Dans cette suite, Tom Cruise, apparemment sans âge, s’appuie sur le passage du temps, essayant constamment de défier sa réputation de “héros vieillissant” et de s’accrocher à ceux qu’il aime, avec Val Kilmer revenant dans le rôle d’Iceman. L’histoire tient d’ailleurs compte de manière touchante du déclin physique de l’acteur atteint d’un cancer dans la vraie vie. Le personnage incarné par Tom Cruise doit également faire face à des traumatismes passés, notamment la culpabilité persistante de son rôle dans la mort de Goose. Un traumatisme incarné par Bradley “Rooster” Bradshaw, le fils de Goose, interprété par Miles Teller, dans une performance impressionnante, que Maverick est obligé de former dans le cadre d’une mission à l’enjeu exceptionnel qui rassemble les meilleurs pilotes du pays à l’académie de vol éponyme.
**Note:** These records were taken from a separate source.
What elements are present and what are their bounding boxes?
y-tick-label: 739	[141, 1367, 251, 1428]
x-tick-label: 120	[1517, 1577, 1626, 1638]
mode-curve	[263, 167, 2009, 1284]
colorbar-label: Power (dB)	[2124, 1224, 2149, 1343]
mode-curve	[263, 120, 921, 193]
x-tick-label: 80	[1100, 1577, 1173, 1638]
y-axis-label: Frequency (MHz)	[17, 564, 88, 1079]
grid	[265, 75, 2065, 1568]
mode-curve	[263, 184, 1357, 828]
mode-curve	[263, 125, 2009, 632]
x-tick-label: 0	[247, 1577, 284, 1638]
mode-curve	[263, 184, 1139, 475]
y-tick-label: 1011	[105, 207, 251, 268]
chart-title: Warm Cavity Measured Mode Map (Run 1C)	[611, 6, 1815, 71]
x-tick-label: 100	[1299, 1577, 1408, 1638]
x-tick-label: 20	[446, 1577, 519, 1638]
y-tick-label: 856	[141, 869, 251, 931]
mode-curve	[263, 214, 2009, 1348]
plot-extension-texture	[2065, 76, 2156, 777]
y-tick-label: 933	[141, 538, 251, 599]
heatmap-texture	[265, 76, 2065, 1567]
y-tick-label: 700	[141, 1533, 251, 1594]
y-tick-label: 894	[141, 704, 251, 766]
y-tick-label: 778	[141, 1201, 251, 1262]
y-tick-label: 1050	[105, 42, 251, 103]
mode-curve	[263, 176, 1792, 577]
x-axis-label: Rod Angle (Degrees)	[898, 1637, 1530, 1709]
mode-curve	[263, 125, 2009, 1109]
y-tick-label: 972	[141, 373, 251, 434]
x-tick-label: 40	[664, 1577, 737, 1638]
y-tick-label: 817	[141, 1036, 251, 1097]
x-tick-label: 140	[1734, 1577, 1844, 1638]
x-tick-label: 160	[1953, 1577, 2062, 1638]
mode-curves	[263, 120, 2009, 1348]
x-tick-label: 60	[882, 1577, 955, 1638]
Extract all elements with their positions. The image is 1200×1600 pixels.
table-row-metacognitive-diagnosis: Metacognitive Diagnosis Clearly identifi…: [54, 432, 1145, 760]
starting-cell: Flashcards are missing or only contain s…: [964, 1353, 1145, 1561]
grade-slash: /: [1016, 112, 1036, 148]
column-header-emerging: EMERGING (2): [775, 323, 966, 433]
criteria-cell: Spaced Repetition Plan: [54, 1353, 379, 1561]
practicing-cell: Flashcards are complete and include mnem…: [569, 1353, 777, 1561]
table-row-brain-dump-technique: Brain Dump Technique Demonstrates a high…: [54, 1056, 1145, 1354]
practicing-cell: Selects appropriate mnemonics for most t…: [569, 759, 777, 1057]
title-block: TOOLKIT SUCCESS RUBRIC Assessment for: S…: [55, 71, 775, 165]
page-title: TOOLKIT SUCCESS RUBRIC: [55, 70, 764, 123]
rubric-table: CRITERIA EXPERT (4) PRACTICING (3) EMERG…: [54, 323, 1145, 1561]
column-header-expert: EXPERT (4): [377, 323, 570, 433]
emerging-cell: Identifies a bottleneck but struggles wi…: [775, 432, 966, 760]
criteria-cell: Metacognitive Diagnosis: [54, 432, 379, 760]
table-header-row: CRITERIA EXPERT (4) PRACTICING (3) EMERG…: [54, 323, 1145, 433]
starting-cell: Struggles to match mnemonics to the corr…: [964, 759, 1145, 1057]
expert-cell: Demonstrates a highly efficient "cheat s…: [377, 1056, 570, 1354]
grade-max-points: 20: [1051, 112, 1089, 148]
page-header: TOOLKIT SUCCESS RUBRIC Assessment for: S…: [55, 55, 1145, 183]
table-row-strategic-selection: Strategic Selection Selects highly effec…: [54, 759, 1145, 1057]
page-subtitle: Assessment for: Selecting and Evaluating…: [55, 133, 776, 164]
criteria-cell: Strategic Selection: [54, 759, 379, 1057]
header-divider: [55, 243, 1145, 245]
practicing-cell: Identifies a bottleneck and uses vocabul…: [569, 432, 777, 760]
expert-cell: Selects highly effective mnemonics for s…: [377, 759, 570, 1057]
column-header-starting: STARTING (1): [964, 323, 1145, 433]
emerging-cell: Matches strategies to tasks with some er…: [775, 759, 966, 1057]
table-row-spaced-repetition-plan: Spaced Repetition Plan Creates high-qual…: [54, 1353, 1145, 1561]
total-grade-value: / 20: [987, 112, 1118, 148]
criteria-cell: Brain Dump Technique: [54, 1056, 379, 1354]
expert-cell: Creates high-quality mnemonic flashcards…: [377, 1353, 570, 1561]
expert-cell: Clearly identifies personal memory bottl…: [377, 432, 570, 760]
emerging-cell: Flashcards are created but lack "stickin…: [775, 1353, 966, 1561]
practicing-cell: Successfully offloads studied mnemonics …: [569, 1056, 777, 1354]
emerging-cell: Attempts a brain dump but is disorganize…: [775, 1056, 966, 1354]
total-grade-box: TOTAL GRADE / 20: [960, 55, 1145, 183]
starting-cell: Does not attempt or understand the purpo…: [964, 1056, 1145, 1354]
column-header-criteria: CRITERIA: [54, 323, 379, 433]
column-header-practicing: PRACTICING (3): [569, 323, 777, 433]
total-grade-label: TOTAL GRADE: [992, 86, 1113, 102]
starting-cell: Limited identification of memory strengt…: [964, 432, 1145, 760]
LÉGENDE TOP GUN : Succéder au Top Gun original de 1986, qui avait tant marqué la société de l’époque, s’avérait un challenge hors-du commun que Joseph Kosinski, le directeur de cet opus, a dû relever. Comment garder l’esprit Top Gun, de cette Amérique flamboyante des années Reagan, tout en créant une nouvelle histoire aux accents d’aujourd’hui ? En termes de spectacle et de poids émotionnel, Top Gun : Maverick surpasse son prédécesseur en tous points, tout en s’appuyant sur lui avec amour. L’équivalent de la scène de volley-ball de l’original en est un exemple emblématique : ce qui n’était qu’un interlude spontané et inutile de postures masculines devient, dans Top Gun : Maverick, un exercice de renforcement de l’esprit d’équipe tout à fait délibéré. En respectant ce qui a précédé, mais aussi en s’en inspirant, Top Gun : Maverick évite habilement deux pièges dans lesquels tombent souvent les suites longtemps différées : une nostalgie excessivement révérencieuse qui frise la répétition, et une sorte de déconstruction qui oblige à remettre en question l’affection pour l’original. Le résultat est un blockbuster classique, direct, et qui plaît au public, qui ne trahit pas celui qui a fait son succès original mais qui réussit à ranimer les ressorts de l’émotion à l’aune des attentes des spectateurs d’aujourd’hui, fans depuis toujours et nouveau convertis.